Mom didn’t get it. I’d had more fun in the last couple of days than I’d had in the last three years combined, with or without my periods. The truth was, I was already having the time of my life. The only thing that kept me from fully enjoying time with the girls was the fact that it was all for the sake of a vendetta against Merritt. They weren’t my friends; they were my allies. Once there wasn’t a need for me anymore, I’d be long forgotten.

There was no use in trying to explain it to her when all she could see was my size.

I met Aiden’s eyes, and he turned his gaze down, guilt plain on his face. He knew it, and I knew it too. He was the perfect child, and I was the one who couldn’t fit into a pair of single-digit jeans or my parents’ expectations. Mom reached to the bowl in the center of the table with stalks of broccoli, cherry tomatoes, cauliflower and carrots, and took a handful. “Get some sleep, honey. It’s good for you, and it looks like you need it. Plus, it

helps with weight loss.”

She was right; I was exhausted, but the last thing on my mind was sleep. I went upstairs with my things and dropped them on my desk, hating that I could go from such high peaks to low valleys in a span of hours. I grabbed my silk pajamas and went to shower off the day and the makeup.

When I stepped out of the shower and looked in the slightly foggy mirror, I frowned.

How could I reconcile myself with the girl looking back at me? The problem wasn’t that she had worn makeup. It was that she was trying. Didn’t I scoff at girls who woke up two hours before school to do their hair and makeup just to impress guys who didn’t even have their own bank accounts? Didn’t I hate the fact that I was judged just because of my appearance? Hadn’t I stood up to Merritt and told her none of it mattered?
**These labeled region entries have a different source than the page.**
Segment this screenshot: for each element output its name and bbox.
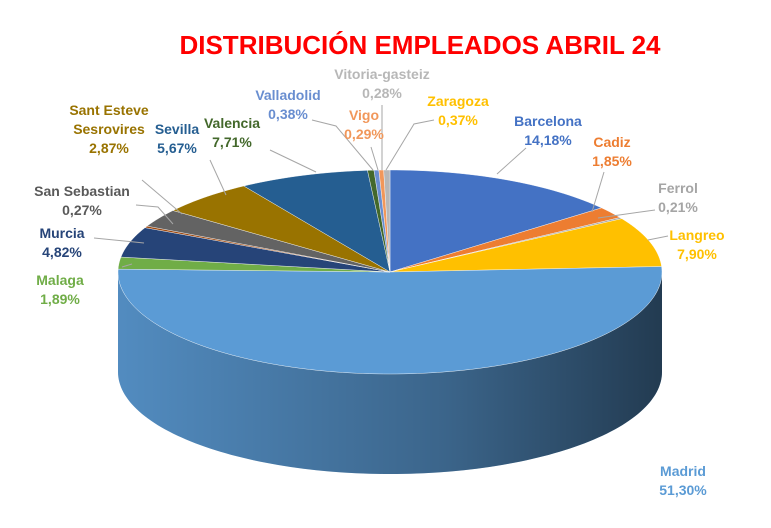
leader-line-sant-esteve-sesrovires [141,179,183,215]
slice-name-label-vitoria-gasteiz: Vitoria-gasteiz [334,66,429,82]
slice-cadiz [389,207,621,273]
leader-line-valencia [269,149,317,173]
slice-name-label-san-sebastian: San Sebastian [34,183,130,199]
slice-langreo [389,218,662,273]
slice-name-label-zaragoza: Zaragoza [427,93,489,109]
leader-line-cadiz [591,171,605,213]
slice-name-label-murcia: Murcia [39,225,84,241]
slice-zaragoza [383,169,391,273]
leader-line-sevilla [209,159,227,196]
slice-value-label-cadiz: 1,85% [592,153,632,169]
slice-value-label-ferrol: 0,21% [658,199,698,215]
slice-valencia [243,170,391,273]
slice-value-label-vitoria-gasteiz: 0,28% [362,85,402,101]
slice-value-label-sevilla: 5,67% [157,140,197,156]
slice-value-label-valladolid: 0,38% [268,106,308,122]
slice-value-label-langreo: 7,90% [677,246,717,262]
slice-barcelona [389,169,603,273]
slice-name-label-sant-esteve-sesrovires: Sant Esteve [69,102,149,118]
slice-value-label-malaga: 1,89% [40,291,80,307]
slice-name-label-madrid: Madrid [660,463,706,479]
slice-name-label-sevilla: Sevilla [155,121,200,137]
slice-name-label-malaga: Malaga [36,272,84,288]
slice-value-label-murcia: 4,82% [42,244,82,260]
leader-line-langreo [647,235,669,241]
leader-line-murcia [93,237,145,244]
slice-sant-esteve-sesrovires [146,210,391,273]
slice-value-label-san-sebastian: 0,27% [62,202,102,218]
pie-tops [117,169,663,375]
leader-line-vigo [370,146,379,171]
slice-name-label-ferrol: Ferrol [658,180,698,196]
leader-line-zaragoza [385,119,435,171]
slice-value-label-barcelona: 14,18% [524,132,572,148]
chart-title: DISTRIBUCIÓN EMPLEADOS ABRIL 24 [179,30,661,60]
leader-lines [93,105,669,268]
slice-labels: Barcelona 14,18% Cadiz 1,85% Ferrol 0,21% Lang… [34,66,724,498]
leader-line-san-sebastian [135,204,174,225]
slice-name-label-langreo: Langreo [669,227,724,243]
slice-name-label-vigo: Vigo [349,107,379,123]
slice-sevilla [172,185,391,273]
slice-value-label-vigo: 0,29% [344,126,384,142]
slice-value-label-sant-esteve-sesrovires: 2,87% [89,140,129,156]
leader-line-ferrol [597,209,656,219]
slice-name-label-valladolid: Valladolid [255,87,320,103]
slice-name-label-barcelona: Barcelona [514,113,582,129]
pie-sides [118,272,662,474]
slice-madrid [117,266,663,375]
leader-line-valladolid [311,119,374,171]
slice-value-label-madrid: 51,30% [659,482,707,498]
leader-line-barcelona [496,147,527,175]
slice-name-label-valencia: Valencia [204,115,260,131]
slice-side-shade-madrid [118,272,662,474]
leader-line-malaga [121,263,133,268]
slice-name-label-cadiz: Cadiz [593,134,630,150]
slice-value-label-zaragoza: 0,37% [438,112,478,128]
slice-value-label-valencia: 7,71% [212,134,252,150]
slice-name-label-sant-esteve-sesrovires: Sesrovires [73,121,145,137]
I shook my head, wishing I could shake the heaviness in my heart. Knowing sleep was nowhere near with all these emotions hitting me full force, I padded past Aiden’s closed door to my studio. The same canvas

from last time stared back at me, a perfect portrait of all the things I wished for. And all the things that might never happen.

I ran my finger over the rough surface of the canvas, then moved it front and center on my shelf before setting a new one on the easel. This time, I let all my feelings into the painting. Pain and fear and hope blended into a beautiful, off-color portrait of everything my size told me shouldn’t come true.